Microsporum audouinii fluoresces when examined in ultraviolet light (Wood's lamp). The two main growth media employed to test for M. audouinii are Sabouraud's Dextrose agar and potato dextrose agar. On the former, growth is slow with and poor sporulation with most strains producing a few abortive macroconidia and sparse microconidia. The colonies are flat, dense and cottony in texture with a greyish-white to reddish brown hue. On Potato Dextrose agar, colonies are white with a silky texture and a peach-coloured underside.

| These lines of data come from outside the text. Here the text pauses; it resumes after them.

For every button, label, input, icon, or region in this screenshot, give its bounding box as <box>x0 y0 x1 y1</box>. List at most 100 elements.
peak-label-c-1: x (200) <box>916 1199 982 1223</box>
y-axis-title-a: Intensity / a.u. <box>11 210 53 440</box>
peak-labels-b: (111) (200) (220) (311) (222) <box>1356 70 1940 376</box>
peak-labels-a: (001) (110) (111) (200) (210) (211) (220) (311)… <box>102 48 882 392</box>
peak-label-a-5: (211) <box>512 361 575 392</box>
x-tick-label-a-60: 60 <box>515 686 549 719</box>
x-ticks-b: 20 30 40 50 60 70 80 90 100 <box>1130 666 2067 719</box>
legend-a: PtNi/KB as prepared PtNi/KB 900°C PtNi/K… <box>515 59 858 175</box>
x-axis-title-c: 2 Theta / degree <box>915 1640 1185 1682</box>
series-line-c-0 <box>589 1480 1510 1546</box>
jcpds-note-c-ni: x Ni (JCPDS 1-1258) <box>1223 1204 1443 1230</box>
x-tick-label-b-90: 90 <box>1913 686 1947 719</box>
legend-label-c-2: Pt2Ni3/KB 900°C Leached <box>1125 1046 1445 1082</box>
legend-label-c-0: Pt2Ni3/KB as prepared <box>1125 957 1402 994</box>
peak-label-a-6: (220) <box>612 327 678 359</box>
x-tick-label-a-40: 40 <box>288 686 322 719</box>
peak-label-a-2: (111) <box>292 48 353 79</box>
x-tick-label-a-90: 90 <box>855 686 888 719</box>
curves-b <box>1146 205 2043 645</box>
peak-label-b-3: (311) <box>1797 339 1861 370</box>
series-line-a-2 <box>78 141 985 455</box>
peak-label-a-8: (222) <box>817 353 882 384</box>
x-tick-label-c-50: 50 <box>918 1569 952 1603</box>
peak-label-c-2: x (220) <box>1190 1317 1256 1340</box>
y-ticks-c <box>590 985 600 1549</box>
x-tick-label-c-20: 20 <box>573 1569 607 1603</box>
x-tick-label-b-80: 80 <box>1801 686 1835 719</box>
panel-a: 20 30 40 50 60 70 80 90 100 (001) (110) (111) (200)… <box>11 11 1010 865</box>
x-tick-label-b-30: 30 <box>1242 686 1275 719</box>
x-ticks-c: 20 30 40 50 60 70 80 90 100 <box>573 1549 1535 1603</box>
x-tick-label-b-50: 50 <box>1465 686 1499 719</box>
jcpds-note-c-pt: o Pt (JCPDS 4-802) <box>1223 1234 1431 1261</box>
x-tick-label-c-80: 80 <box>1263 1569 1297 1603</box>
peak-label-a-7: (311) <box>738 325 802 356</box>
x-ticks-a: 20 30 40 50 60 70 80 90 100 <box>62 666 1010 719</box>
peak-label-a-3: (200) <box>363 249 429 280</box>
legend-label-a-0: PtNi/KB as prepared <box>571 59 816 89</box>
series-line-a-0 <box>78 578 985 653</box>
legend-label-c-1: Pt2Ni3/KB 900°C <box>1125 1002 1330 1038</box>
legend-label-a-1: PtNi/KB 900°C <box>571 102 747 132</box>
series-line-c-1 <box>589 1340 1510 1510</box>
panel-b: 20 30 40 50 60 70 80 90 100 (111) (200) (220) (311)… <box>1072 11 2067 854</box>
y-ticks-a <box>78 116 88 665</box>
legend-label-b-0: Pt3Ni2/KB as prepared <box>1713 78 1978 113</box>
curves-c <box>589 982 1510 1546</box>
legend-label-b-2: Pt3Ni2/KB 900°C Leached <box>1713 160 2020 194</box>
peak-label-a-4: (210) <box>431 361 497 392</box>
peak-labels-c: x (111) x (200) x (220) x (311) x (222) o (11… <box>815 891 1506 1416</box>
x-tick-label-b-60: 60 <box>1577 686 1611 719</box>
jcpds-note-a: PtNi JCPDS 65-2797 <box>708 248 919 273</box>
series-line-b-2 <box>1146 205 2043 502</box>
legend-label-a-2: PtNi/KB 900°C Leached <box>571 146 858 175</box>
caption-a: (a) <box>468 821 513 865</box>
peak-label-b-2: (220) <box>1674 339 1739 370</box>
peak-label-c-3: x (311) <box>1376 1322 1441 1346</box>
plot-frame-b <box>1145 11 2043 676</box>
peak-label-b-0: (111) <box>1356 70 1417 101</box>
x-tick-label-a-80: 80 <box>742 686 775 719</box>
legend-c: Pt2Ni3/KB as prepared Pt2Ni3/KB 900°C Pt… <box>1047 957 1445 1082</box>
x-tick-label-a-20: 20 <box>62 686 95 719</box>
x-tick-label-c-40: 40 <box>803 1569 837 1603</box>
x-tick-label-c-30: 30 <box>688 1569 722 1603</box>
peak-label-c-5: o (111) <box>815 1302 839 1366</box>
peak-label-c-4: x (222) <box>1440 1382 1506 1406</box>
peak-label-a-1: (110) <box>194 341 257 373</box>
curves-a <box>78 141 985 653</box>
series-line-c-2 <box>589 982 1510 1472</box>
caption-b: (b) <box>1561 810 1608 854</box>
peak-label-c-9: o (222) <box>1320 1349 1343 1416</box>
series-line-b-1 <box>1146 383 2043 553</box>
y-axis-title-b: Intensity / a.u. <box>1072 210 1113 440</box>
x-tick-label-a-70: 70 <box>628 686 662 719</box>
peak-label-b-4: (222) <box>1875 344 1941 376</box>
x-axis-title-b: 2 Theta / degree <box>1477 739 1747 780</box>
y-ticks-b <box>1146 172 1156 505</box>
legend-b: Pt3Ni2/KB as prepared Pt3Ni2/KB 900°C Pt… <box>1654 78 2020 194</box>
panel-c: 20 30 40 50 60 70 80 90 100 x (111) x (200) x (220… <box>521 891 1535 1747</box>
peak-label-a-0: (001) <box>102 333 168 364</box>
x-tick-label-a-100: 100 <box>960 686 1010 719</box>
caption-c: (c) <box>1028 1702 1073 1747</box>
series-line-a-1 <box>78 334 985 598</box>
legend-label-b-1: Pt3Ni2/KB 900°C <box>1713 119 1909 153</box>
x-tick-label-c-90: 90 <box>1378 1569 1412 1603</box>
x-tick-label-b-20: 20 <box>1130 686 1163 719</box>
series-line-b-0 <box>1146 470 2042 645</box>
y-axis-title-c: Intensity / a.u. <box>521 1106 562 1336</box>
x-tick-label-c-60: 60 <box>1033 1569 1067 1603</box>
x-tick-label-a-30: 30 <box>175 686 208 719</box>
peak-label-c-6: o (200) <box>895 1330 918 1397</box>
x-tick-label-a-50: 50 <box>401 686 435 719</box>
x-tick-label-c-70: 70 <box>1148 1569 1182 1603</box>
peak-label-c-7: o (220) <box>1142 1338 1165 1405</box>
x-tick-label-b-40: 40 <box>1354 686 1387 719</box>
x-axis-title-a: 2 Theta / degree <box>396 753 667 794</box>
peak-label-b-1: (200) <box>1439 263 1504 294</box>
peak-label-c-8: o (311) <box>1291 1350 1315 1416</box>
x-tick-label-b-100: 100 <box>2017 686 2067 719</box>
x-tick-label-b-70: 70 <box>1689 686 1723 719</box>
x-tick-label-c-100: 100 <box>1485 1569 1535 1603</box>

Microsporum audouinii can be differentiated from non-sporulating strains of the similar M. canis by culture on autoclaved rice. Under these conditions, M. canis typically yields abundant growth and little to no pigmentation whereas M. audouinii produces no visible growth and abundant brown pigment on the rice grains. Fungal DNA barcoding is a fairly new diagnostic tool for the rapid identification of these fungi.

==Treatment==
A symptomatic patient will present an unusual amount of itching and alopecia. Primary treatment involves griseofulvin and terbinafine. However, these agents have drug-drug interactions and over a prolonged period of time can cause liver damage. Currently, squalamine, an aminosterol with fungicidal properties is being researched as its mechanism of action is different from that of the aforementioned medicines, making it a good drug for those who don't respond well to griseofulvin, itraconazole, fluconazole, or terbinafine. Systemic treatment with oral medication and anti-fungal shampoos has also been effective. Antifungal shampoos (ketoconazole 2% shampoo or selenium sulfide 2.5% ) are effective as they reduce the transmission of the diseased hair by preventing its shedding. Other treatments include, epilation of the infected follicles, topical ointments and steroidal treatments. Topical ointments immobilize the fungus and reduce shedding but they do not penetrate the hair follicle and hence must be used in conjunction with other treatment methods. Steroidal treatments aid in inflammation and pain reduction.